Most nu-metal groups have gained a reputation for being loud, hard, and violent, with disposable lyrics about adolescent rage being the forefront of pretty much all their songs. Though many notable bands have broken this rule, System of a Down is slightly different than the rest. Unlike the radio-friendly rap-rock hits of Linkin Park or Incubus, System of a Down mostly focuses on political issues in their music while still keeping the same heavy grind that has captivated fans around the world.

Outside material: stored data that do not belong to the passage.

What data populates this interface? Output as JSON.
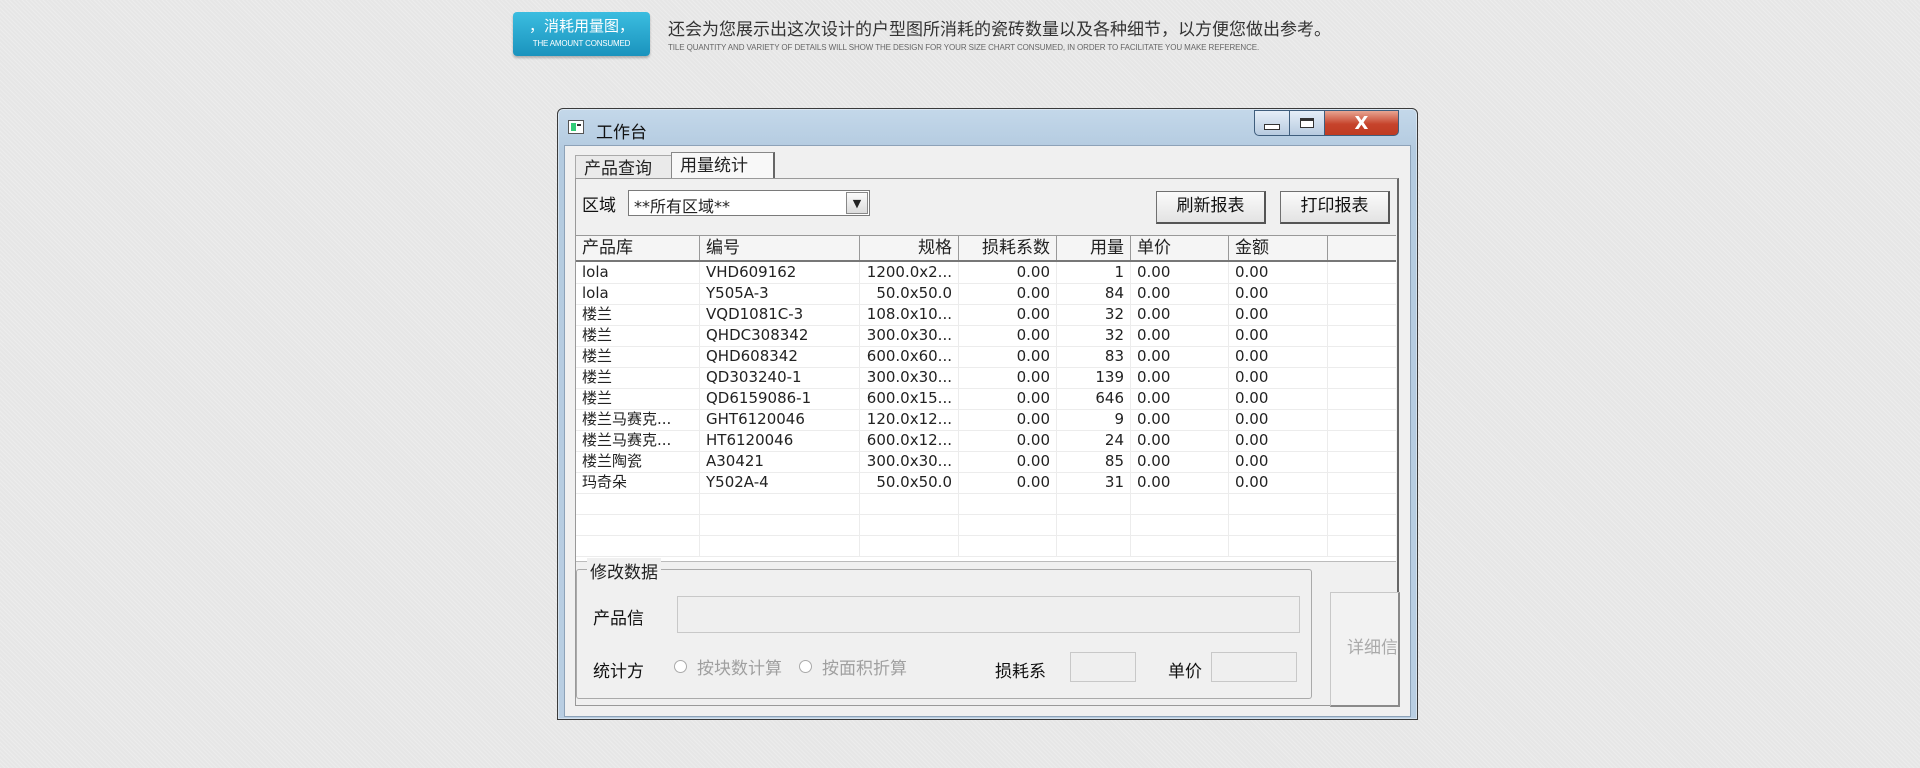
{
  "banner": {
    "badge_title": "，消耗用量图，",
    "badge_sub": "THE AMOUNT CONSUMED",
    "text": "还会为您展示出这次设计的户型图所消耗的瓷砖数量以及各种细节，以方便您做出参考。",
    "sub": "TILE QUANTITY AND VARIETY OF DETAILS WILL SHOW THE DESIGN FOR YOUR SIZE CHART CONSUMED, IN ORDER TO FACILITATE YOU MAKE REFERENCE."
  },
  "window": {
    "title": "工作台",
    "close_glyph": "X",
    "app_icon": "window-app-icon"
  },
  "tabs": [
    "产品查询",
    "用量统计"
  ],
  "filter": {
    "region_label": "区域",
    "region_value": "**所有区域**",
    "refresh_label": "刷新报表",
    "print_label": "打印报表"
  },
  "table": {
    "headers": [
      "产品库",
      "编号",
      "规格",
      "损耗系数",
      "用量",
      "单价",
      "金额"
    ],
    "rows": [
      [
        "lola",
        "VHD609162",
        "1200.0x2...",
        "0.00",
        "1",
        "0.00",
        "0.00"
      ],
      [
        "lola",
        "Y505A-3",
        "50.0x50.0",
        "0.00",
        "84",
        "0.00",
        "0.00"
      ],
      [
        "楼兰",
        "VQD1081C-3",
        "108.0x10...",
        "0.00",
        "32",
        "0.00",
        "0.00"
      ],
      [
        "楼兰",
        "QHDC308342",
        "300.0x30...",
        "0.00",
        "32",
        "0.00",
        "0.00"
      ],
      [
        "楼兰",
        "QHD608342",
        "600.0x60...",
        "0.00",
        "83",
        "0.00",
        "0.00"
      ],
      [
        "楼兰",
        "QD303240-1",
        "300.0x30...",
        "0.00",
        "139",
        "0.00",
        "0.00"
      ],
      [
        "楼兰",
        "QD6159086-1",
        "600.0x15...",
        "0.00",
        "646",
        "0.00",
        "0.00"
      ],
      [
        "楼兰马赛克...",
        "GHT6120046",
        "120.0x12...",
        "0.00",
        "9",
        "0.00",
        "0.00"
      ],
      [
        "楼兰马赛克...",
        "HT6120046",
        "600.0x12...",
        "0.00",
        "24",
        "0.00",
        "0.00"
      ],
      [
        "楼兰陶瓷",
        "A30421",
        "300.0x30...",
        "0.00",
        "85",
        "0.00",
        "0.00"
      ],
      [
        "玛奇朵",
        "Y502A-4",
        "50.0x50.0",
        "0.00",
        "31",
        "0.00",
        "0.00"
      ]
    ]
  },
  "modify": {
    "group_title": "修改数据",
    "product_info_label": "产品信",
    "product_info_value": "",
    "stat_method_label": "统计方",
    "radio_by_block": "按块数计算",
    "radio_by_area": "按面积折算",
    "loss_label": "损耗系",
    "loss_value": "",
    "price_label": "单价",
    "price_value": "",
    "detail_label": "详细信"
  }
}
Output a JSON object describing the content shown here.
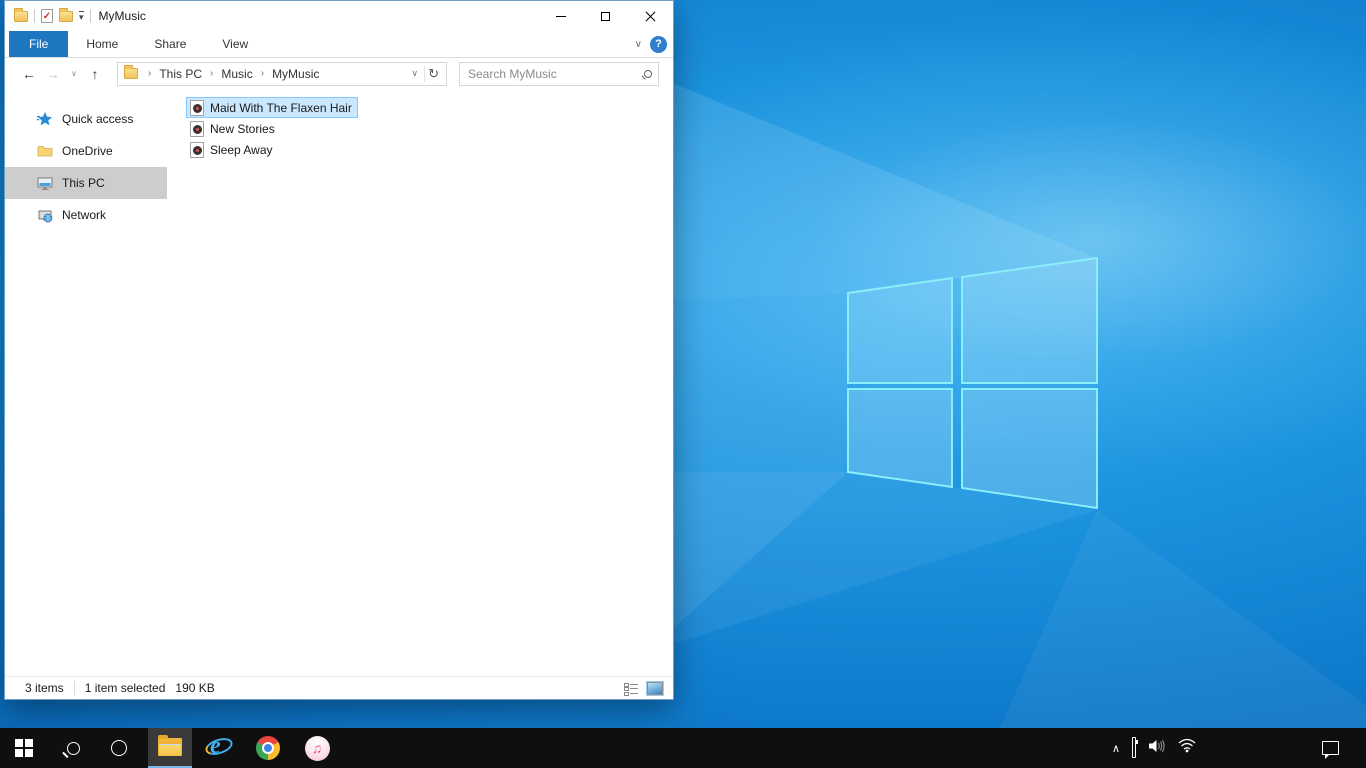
{
  "glyphs": {
    "qat_check": "✓",
    "qat_dropdown": "▾",
    "nav_back": "←",
    "nav_forward": "→",
    "nav_history_chevron": "∨",
    "nav_up": "↑",
    "crumb_sep": "›",
    "address_chevron": "∨",
    "refresh": "↻",
    "ribbon_chevron": "∨",
    "help": "?",
    "tray_chevron": "∧",
    "itunes_note": "♫"
  },
  "window": {
    "title": "MyMusic",
    "tabs": [
      {
        "label": "File"
      },
      {
        "label": "Home"
      },
      {
        "label": "Share"
      },
      {
        "label": "View"
      }
    ],
    "breadcrumb": {
      "items": [
        "This PC",
        "Music",
        "MyMusic"
      ]
    },
    "search": {
      "placeholder": "Search MyMusic"
    },
    "sidebar": {
      "items": [
        {
          "label": "Quick access"
        },
        {
          "label": "OneDrive"
        },
        {
          "label": "This PC",
          "selected": true
        },
        {
          "label": "Network"
        }
      ]
    },
    "files": {
      "items": [
        {
          "name": "Maid With The Flaxen Hair",
          "selected": true
        },
        {
          "name": "New Stories"
        },
        {
          "name": "Sleep Away"
        }
      ]
    },
    "status": {
      "count": "3 items",
      "selection": "1 item selected",
      "size": "190 KB"
    }
  },
  "colors": {
    "accent": "#1d77c0",
    "file_tab_bg": "#1d77c0",
    "selection_bg": "#cce8ff",
    "selection_border": "#84c7ff",
    "sidebar_selected_bg": "#cdcdcd",
    "taskbar_bg": "#0f0f0f",
    "desktop_blue": "#0f7ccd"
  }
}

On this album, the band touches on prison overcrowding (“Prison Song”), the controversial 2000 election (“Deer Dance”), and even Charles Manson (“Atwa”), just to name a few things. While some of these arguments may be a little too preachy and forceful at times to be really effective or persuasive, the music is luckily enjoyable enough to compensate, even if it can get a little annoying at times. However, Serj Mankin’s distinctly Asian cod-opera vocals admittedly can get pretty tiresome after a while, especially when he’s randomly ranting about sex (“Bounce”), drugs (“Psycho”), religion (“Jet Pilot”), and pretty much everything else.
Overall, though, while Toxicity ultimately lacks some of the wittiness and strong songwriting of some of SOAD’s other albums, it does boast the controversial hit “Chop Suey!” and the melodic “Aerials”, both of which stand among the band’s best songs and make it well worth listening to.